I’ve implemented cosine normalization [1], attempting to match the paper [2].
However, when I use this code, I end up getting NaNs in _grad.data when calling .backward() after a few thousand samples presented to my network (exact count varies). Without using CosNorm (either with stock ResNet, or just switching to BatchNorm), the problem seems to go away (can’t prove a negative, though, since it might just be slower to happen).
My primary question is: How can I reliably investigate issues like this? I registered hooks, and nothing passed in there had NaNs, and so I eventually resorted to randomly disabling or changing parts of the code until I got enough clues to find a culprit (and even now, all the evidence I have is circumstantial).
My secondary question is: Any ideas why this normalization would be unstable? I was exclusively wrapping Conv2d instances.
While I wasn’t using BatchNorm in the network when using CosNorm, I can see the general point of small numbers divided by other small numbers might be unstable.
Adding an additional + 1.0 to the denominator has been stable for about 40 epochs of training now, though I can’t say if it’s had any significant impact on the ability of the layer to normalize or not.
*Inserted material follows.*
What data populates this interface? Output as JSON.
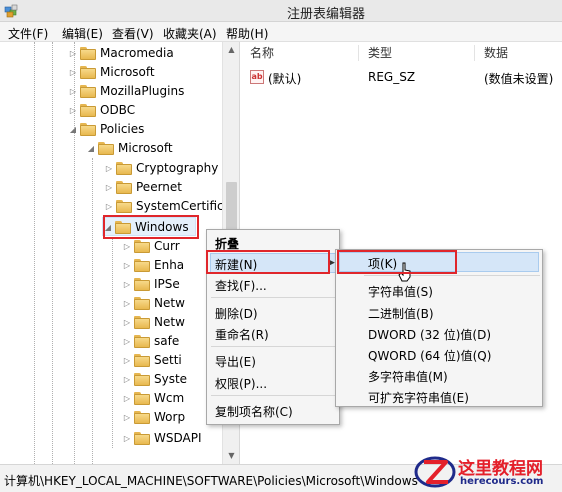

I worry that repeated layers of this will end up pushing the norm of x towards zero.
I whipped up a hack of a script to see the numerical effects, and it seems stable for a variety of weight scalings and normalization constants, though:
import random
x = random.random()
w = random.random() + 0.5
def simcos(x, layer_count):
avg_list = [[] for n in range(layer_count)]
for n in range(100):
w = [(random.random() + 0.5) * 3 for n in range(layer_count)]
xin = x
for i in range(layer_count):
xout = xin * w[i] * random.random()
xnorm = xout * 2 / (xin * w[i] + 1)
avg_list[i].append(xnorm)
xin = xnorm
return [sum(l)/100 for l in avg_list]
for x in [0.1, 0.5, 0.9, 1.0, 1.5, 2.0, 10.0]:
print(x, simcos(x, 50)[::5])